Amy Gahran of the Poynter Institute writes that a proposed federal shield law would actually be a step backwards. Under the original version, the bill would protect “a person engaged in journalism” from having to reveal his or her anonymous sources, a definition seemingly elastic enough to cover bloggers.
The new version, by contrast, covers “A person who, for financial gain or livelihood [Gahran’s emphasis], is engaged in journalism,” which would largely restrict the shield law’s protections to professional journalists. Gahran writes:
Journalism is a practice, not a priesthood. At its core it’s about committing acts of journalism, not about getting a degree, being employed, or even getting paid. I think a federal shield law with such exclusive language would only serve to diminish the practice and independence of journalism, especially among people who are sticking their necks out entirely on their own to do it.

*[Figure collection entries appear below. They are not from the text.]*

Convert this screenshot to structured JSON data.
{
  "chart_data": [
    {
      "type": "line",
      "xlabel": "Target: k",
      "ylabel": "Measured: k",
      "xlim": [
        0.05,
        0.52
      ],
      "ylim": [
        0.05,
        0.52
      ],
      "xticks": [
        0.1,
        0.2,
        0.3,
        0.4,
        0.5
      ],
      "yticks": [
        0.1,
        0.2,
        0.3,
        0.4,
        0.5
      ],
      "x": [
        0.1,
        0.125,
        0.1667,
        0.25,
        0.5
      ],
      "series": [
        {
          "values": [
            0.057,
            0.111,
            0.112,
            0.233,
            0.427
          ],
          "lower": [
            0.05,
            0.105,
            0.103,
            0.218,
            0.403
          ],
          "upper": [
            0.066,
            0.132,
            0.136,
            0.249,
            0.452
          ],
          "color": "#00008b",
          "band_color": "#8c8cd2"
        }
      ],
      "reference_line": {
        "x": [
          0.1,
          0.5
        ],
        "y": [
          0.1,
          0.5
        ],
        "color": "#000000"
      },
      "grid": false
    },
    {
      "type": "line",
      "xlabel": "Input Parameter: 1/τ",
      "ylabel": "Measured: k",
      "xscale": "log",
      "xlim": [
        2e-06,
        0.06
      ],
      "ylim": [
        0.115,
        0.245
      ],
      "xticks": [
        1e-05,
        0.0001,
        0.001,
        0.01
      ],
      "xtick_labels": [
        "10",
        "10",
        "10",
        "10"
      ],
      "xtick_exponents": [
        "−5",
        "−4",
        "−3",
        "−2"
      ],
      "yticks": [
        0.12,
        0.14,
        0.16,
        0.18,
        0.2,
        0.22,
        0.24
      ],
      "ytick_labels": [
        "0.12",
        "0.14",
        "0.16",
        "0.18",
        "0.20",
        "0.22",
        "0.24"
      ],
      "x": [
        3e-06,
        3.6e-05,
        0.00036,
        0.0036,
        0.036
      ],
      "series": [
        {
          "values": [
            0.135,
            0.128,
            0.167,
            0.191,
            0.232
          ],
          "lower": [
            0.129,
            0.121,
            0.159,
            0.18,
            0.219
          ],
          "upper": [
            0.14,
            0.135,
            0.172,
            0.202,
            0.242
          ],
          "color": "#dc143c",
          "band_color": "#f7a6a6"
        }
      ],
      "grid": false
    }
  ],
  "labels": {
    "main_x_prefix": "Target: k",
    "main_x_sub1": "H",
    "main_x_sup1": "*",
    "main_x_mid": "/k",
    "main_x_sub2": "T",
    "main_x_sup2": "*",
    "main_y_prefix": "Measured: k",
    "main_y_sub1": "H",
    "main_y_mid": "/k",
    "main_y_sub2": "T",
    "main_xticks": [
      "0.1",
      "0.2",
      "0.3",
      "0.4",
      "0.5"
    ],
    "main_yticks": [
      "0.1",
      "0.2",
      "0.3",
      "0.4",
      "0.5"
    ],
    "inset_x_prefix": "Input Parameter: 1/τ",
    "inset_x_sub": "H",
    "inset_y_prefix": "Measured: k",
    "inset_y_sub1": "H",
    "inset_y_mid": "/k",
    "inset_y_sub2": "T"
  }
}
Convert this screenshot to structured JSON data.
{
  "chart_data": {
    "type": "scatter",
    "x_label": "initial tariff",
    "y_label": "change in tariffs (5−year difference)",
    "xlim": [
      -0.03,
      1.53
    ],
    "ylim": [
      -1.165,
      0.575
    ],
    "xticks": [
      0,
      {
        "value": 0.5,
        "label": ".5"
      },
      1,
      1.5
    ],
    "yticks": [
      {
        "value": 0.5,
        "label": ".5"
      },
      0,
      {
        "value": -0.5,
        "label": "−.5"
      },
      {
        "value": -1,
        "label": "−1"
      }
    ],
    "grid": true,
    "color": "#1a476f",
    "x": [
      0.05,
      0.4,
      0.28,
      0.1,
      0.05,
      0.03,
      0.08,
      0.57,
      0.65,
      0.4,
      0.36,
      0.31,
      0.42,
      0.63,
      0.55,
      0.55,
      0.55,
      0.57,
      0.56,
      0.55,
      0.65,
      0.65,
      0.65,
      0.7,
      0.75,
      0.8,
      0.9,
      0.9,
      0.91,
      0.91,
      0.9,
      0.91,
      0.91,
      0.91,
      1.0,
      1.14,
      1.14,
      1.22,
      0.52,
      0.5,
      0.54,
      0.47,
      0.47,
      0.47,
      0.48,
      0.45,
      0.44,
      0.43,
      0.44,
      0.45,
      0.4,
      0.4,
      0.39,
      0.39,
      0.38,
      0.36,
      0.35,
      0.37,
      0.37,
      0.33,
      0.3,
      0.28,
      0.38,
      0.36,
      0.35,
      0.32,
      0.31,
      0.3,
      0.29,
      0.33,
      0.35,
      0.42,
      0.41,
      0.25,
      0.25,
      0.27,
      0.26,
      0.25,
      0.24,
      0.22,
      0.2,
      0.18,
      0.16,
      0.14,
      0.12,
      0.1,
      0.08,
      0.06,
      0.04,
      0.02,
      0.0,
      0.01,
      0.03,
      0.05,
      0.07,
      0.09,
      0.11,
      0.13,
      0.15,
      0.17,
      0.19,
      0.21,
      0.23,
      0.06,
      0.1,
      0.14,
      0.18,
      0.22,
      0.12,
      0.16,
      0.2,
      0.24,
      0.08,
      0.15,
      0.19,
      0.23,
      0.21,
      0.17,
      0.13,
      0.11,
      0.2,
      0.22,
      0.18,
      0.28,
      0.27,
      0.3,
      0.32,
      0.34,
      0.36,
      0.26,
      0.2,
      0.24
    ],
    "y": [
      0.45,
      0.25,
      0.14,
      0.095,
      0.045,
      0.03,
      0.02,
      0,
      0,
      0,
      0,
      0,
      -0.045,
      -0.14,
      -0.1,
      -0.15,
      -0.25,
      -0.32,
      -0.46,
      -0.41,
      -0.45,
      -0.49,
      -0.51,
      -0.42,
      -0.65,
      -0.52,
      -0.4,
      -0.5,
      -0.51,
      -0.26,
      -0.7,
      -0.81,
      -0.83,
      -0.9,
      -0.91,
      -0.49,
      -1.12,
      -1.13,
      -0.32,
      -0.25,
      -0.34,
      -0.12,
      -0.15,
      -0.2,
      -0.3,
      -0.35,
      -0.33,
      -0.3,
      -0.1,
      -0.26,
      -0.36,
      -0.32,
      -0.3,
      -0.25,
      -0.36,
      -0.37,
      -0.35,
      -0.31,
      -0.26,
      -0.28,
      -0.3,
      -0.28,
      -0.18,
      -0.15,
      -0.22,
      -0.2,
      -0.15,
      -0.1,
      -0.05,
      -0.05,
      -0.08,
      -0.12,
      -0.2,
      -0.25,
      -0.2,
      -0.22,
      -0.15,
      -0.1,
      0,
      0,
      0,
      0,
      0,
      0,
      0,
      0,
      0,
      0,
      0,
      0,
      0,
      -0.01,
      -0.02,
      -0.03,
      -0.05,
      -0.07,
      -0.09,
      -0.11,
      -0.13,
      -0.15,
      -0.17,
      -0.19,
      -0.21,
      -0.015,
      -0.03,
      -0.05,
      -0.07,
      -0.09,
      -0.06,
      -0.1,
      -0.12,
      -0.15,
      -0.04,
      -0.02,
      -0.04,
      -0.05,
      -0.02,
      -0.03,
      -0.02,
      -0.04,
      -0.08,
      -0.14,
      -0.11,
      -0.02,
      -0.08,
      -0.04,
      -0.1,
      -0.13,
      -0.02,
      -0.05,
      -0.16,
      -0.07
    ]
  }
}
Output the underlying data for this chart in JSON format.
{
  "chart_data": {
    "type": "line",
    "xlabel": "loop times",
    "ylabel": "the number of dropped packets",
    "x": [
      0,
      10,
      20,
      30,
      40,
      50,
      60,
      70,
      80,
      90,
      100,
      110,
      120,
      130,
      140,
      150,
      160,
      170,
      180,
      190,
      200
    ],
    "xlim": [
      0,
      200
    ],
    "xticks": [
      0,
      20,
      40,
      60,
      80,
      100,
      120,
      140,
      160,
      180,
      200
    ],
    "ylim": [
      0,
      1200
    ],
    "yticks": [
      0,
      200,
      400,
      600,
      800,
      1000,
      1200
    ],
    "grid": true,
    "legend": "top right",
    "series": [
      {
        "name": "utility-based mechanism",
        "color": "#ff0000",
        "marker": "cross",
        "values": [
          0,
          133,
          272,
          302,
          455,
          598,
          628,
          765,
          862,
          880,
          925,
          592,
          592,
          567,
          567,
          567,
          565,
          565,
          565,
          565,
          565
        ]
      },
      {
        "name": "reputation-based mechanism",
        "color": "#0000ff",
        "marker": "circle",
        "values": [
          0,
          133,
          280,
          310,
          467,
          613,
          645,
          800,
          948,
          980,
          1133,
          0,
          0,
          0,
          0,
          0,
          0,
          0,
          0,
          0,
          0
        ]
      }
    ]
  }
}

She adds that she hopes President Bush vetoes it. (Don’t worry; he will.)
As we’ve seen in recent years, journalists have no constitutional right to protect their anonymous sources if they’re call into court to testify. Judith Miller‘s case is the best-known, but there are many others as well.
Forty-nine states either have shield laws or state-court opinions that essentially require judges to consider all other options before forcing journalists to testify. But there is no such protection at the federal level, which is why Congress is now considering such legislation.
The trouble is, as Gahran notes, the First Amendment recognizes no special privileges for journalists as a class. Nor should it. The First Amendment is for all of us. By passing a shield law that protects journalism as an activity, Congress would be honoring the spirit of the First Amendment. The change Gahran rightly worries about would only protect members of the “priesthood.”
It would be interesting to learn why the language was changed, and who was behind it.
NPR’s “On the Media” has a good summation of the shield-law debate.